Soul Land 4 – Ultimate Fighting Chapter 480 – Seven Spirit Sword Liu Baochuan Bahasa Indonesia
Bab 480 – Pedang Tujuh Roh Liu Baochuan
Yang mengejutkan mereka adalah bahwa di antara keempat siswa tahun pertama, tidak ada Yuanen Huihui, pemegang lima cincin terkuat. Ya, tidak ada Yuanen Huihui, melainkan Lan Xuanyu yang memimpin Dong Qianqiu, Liu Feng, dan Ding Zhuohan.
Lima cincin tidak ada?
Lawan mereka adalah Liu Baochuan, yang memiliki enam cincin! Enam cincin, Armor Pertempuran Satu Kata, dan dia adalah siswa terbaik dari Akademi Shrek. Basis kultivasi tertinggi di antara siswa tahun pertama hanya empat cincin. Bagaimana mereka akan bertarung? Apakah mereka menyerah?
Di seberang mereka, Liu Baochuan sudah keluar dan ketika dia melihat barisan mereka, dia terkejut.
Menurutnya, satu-satunya ancaman baginya dalam pertempuran ini adalah Yuanen Huihui, yang mampu memperbesar jarak antara mereka, tetapi dia tidak menyangka bahwa pihak lawan tidak mengirim Yuanen Huihui. Ini benar-benar di luar dugaannya. Taktik yang awalnya disusun gurunya adalah menargetkan Yuanen, karena ancaman terbesar adalah Lan Xuanyu dan Yuanen Huihui.
Terutama Ding Zhuohan, yang belum pernah muncul sebelumnya dalam pertandingan tahun pertama mana pun. Dia benar-benar orang asing. Apa yang sedang direncanakan para siswa tahun pertama?
Di bawah tatapan penuh keraguan, kedua pihak berjalan ke tengah arena dan berdiri 100 meter jauhnya.
Di tribun penonton, mata pemuda jujur itu berbinar saat dia bergumam pada dirinya sendiri, “Menarik. Sepertinya dia punya ide!”
Senior yang cantik itu menoleh untuk melihatnya. “Apa itu?”
Pemuda jujur itu menghela napas dan berkata, “Jika para siswa tahun pertama telah menyusun formasi dan tidak membiarkan orang terkuat mereka maju, pasti ada rencana. Kita hanya perlu melihat apakah rencana mereka akan berhasil. Tapi kau tidak perlu khawatir, aku tahu kekuatan Liu Baochuan. Anak ini memiliki semacam keganasan dan bahkan ketika aku di tahun keempat, aku tidak memiliki niat membunuh seperti dia.
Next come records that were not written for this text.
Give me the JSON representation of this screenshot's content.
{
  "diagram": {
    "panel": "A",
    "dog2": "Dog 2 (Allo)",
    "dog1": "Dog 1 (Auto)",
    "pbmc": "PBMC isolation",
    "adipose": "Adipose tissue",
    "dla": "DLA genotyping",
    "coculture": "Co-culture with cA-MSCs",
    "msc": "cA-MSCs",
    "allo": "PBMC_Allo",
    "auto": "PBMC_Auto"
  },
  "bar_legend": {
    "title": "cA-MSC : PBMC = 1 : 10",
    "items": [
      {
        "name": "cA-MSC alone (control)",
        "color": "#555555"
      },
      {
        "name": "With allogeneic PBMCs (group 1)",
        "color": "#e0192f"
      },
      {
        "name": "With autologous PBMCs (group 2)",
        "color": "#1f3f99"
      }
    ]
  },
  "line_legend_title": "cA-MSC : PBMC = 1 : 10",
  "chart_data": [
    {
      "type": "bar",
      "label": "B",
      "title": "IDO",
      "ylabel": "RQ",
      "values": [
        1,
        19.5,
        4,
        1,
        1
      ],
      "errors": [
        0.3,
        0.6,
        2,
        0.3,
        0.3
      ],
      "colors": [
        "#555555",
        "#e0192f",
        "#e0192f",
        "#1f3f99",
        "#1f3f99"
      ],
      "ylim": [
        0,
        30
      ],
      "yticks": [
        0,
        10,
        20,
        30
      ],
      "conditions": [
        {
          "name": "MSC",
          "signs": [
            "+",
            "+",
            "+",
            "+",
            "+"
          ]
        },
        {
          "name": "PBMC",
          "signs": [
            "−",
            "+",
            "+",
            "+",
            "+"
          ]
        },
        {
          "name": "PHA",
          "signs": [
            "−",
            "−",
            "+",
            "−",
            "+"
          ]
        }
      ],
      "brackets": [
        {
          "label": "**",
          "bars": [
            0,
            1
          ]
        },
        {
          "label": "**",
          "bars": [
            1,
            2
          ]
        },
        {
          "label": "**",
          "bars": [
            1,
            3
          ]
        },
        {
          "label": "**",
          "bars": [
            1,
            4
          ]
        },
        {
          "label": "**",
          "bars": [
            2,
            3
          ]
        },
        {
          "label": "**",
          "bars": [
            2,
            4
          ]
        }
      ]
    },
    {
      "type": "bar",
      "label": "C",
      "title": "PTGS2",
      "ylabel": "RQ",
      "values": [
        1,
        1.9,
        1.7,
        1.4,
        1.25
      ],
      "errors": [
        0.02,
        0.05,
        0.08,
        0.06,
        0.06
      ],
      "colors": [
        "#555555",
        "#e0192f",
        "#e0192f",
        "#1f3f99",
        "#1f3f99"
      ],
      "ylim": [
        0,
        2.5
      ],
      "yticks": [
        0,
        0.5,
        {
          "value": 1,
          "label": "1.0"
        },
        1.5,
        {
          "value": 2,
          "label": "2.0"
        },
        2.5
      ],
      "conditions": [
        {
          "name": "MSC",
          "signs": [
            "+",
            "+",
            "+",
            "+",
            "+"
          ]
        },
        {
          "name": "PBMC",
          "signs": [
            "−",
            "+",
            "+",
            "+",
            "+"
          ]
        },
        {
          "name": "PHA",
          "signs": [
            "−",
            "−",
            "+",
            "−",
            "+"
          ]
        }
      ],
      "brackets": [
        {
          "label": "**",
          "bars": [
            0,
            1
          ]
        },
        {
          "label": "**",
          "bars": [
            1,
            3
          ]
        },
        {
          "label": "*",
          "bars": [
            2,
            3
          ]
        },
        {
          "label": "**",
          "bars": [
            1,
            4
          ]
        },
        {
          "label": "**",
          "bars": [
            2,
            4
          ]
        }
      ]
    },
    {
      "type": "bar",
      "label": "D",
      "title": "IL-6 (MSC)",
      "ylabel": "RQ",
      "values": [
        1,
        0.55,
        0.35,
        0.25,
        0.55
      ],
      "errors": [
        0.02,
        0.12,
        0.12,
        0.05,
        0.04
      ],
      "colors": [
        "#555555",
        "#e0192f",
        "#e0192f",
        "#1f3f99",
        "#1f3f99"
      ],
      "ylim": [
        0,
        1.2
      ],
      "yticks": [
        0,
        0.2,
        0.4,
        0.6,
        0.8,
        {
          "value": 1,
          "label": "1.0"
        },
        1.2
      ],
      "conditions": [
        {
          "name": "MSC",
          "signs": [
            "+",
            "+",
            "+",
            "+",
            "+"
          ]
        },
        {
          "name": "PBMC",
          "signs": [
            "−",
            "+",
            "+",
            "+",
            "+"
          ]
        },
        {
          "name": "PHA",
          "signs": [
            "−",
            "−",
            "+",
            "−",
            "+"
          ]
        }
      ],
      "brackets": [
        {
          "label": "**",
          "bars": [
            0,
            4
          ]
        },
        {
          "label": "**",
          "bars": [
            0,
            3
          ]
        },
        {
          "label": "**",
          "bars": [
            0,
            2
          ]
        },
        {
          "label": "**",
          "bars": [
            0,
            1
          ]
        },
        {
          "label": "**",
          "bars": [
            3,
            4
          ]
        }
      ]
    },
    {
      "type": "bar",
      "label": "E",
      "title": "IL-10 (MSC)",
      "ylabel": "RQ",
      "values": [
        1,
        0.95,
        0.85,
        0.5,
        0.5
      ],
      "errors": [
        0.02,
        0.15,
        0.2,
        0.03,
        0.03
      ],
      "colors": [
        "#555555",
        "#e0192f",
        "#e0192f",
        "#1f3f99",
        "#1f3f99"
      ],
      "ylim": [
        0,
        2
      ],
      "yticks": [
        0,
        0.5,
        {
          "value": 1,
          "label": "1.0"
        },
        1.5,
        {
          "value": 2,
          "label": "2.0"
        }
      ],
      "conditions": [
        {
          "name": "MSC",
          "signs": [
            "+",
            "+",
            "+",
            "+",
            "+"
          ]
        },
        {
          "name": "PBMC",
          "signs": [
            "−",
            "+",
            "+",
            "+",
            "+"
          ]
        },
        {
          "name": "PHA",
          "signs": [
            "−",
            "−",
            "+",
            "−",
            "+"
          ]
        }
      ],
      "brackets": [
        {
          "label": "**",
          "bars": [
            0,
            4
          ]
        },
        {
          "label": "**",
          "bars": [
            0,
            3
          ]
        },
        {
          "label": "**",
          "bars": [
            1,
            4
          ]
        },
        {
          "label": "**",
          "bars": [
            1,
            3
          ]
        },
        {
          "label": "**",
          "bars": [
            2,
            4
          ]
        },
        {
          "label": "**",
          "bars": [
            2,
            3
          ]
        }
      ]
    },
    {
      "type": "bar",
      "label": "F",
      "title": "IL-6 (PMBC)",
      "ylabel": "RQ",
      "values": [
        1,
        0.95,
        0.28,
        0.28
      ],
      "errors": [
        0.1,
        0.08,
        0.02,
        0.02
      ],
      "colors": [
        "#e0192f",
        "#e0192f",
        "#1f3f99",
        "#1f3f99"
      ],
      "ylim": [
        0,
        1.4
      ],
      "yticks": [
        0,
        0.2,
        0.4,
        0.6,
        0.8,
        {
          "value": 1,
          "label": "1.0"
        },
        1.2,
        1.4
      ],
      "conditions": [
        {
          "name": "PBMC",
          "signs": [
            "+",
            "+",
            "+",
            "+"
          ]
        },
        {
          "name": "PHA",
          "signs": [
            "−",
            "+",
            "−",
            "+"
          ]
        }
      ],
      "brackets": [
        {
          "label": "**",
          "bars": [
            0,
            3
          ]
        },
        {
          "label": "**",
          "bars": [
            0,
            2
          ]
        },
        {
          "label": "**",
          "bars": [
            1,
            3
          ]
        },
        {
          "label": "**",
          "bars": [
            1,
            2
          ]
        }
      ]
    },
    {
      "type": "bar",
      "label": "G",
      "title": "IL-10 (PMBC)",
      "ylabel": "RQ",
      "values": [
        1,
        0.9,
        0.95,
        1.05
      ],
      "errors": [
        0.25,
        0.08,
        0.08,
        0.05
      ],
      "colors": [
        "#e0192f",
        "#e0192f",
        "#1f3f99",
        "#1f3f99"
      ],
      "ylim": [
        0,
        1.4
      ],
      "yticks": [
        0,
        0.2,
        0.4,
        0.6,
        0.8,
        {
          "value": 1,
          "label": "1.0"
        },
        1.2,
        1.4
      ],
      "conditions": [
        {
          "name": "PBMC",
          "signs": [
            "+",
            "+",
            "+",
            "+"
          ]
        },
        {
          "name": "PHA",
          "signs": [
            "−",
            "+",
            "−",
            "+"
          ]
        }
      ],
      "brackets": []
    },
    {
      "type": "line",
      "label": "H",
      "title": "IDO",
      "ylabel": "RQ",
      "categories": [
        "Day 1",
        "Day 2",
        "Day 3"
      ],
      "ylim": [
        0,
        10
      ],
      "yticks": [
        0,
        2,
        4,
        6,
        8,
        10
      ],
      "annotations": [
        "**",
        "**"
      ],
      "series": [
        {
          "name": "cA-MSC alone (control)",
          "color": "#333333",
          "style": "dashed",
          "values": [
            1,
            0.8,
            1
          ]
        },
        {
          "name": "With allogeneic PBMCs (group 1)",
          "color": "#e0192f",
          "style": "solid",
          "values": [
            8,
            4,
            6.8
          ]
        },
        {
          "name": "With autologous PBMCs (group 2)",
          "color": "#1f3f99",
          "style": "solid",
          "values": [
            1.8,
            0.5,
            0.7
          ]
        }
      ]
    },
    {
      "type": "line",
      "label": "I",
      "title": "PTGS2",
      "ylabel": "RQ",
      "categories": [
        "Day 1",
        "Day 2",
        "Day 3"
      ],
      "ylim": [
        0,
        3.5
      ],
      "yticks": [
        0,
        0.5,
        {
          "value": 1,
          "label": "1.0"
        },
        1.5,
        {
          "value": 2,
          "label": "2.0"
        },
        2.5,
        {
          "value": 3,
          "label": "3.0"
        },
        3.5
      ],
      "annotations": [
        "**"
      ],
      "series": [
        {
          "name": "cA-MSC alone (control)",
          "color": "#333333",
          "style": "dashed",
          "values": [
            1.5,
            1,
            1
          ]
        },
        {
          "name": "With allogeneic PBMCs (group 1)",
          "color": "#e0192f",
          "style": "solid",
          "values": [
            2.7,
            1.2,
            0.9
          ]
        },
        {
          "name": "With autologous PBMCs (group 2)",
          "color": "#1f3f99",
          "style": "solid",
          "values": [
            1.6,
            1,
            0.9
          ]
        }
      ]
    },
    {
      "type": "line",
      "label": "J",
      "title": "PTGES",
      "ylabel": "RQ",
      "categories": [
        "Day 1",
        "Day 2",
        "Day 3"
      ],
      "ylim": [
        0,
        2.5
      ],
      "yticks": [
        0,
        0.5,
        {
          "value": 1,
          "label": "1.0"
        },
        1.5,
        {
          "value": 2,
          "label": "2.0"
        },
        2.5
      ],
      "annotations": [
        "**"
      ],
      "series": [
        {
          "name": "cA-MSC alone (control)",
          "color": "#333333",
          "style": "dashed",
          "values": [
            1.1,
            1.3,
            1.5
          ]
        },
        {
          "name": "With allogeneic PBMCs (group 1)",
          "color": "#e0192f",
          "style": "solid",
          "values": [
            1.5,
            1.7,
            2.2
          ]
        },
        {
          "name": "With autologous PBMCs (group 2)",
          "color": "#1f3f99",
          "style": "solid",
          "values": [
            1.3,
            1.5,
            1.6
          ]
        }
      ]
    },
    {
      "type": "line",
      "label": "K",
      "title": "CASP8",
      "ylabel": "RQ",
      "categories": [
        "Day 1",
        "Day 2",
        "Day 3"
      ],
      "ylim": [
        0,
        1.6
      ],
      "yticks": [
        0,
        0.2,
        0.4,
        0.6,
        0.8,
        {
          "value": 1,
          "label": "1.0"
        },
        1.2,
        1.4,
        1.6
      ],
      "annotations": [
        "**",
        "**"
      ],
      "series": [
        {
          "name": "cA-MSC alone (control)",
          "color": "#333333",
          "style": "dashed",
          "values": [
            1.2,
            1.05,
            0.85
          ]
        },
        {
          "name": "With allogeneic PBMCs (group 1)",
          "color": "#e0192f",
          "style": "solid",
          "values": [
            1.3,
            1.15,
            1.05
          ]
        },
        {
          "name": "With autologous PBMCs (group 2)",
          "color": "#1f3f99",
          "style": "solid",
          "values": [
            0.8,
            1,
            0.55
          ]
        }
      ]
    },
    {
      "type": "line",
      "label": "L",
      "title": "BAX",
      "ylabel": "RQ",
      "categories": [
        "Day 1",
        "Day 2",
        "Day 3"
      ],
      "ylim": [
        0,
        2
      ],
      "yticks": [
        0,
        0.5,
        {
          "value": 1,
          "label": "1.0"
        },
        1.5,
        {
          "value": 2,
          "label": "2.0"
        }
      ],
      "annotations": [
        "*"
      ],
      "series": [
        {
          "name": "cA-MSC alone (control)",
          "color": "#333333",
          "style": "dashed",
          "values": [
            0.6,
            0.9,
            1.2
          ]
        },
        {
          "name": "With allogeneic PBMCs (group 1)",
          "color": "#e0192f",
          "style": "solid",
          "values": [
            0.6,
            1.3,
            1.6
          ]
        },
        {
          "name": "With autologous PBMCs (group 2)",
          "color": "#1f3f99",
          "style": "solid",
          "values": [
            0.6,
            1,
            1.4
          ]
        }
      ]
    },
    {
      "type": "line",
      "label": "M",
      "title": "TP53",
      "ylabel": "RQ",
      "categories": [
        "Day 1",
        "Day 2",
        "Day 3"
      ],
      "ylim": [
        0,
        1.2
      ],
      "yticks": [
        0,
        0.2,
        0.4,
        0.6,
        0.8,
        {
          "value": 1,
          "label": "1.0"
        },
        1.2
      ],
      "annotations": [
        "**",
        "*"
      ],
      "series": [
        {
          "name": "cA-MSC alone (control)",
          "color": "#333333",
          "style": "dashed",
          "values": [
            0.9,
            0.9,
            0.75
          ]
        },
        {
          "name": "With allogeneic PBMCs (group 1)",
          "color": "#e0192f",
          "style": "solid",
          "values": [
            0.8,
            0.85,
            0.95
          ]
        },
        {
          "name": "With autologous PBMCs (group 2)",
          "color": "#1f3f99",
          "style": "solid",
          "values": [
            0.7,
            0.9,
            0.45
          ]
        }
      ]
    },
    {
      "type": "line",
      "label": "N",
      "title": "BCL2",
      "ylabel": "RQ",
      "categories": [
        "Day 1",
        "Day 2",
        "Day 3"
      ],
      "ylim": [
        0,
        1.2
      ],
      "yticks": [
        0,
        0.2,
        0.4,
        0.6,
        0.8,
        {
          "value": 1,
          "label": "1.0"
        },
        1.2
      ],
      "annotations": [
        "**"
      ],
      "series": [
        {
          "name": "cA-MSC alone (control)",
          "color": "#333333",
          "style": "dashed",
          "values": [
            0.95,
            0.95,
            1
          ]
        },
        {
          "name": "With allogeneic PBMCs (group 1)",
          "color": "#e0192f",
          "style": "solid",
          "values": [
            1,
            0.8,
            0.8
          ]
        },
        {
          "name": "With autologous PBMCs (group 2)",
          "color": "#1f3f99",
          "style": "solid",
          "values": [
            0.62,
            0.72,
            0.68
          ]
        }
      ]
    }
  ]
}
Dia benar-benar bersemangat dan aku bertanya-tanya apakah siswa kelas satu dapat menahan tekanannya.”
Senior yang cantik itu mengangguk dan berkata, “Aku dengar itu juga tidak mudah bagi Liu Baochuan.”
Pemuda jujur itu tiba-tiba berkata dengan marah, “Bagaimana kau bisa mendengar tentang orang lain? Aku akan menemuinya untuk berduel nanti.”
“Pergi!”
Di arena, Lan Xuanyu tersenyum dan menyapa Liu Baochuan. “Halo, senior. Mohon ampun.”
Melihat Lan Xuanyu, Liu Baochuan memiliki kesan yang baik tentangnya. Fakta bahwa seorang ketua kelas mampu memimpin teman sekelasnya untuk mengalahkan lawan dari tahun yang lebih tinggi secara berturut-turut sudah menjadi bukti kekuatannya. Selain itu, Lan Xuanyu sangat tampan! Senyumnya yang ceria memang sangat mudah untuk diajak bergaul.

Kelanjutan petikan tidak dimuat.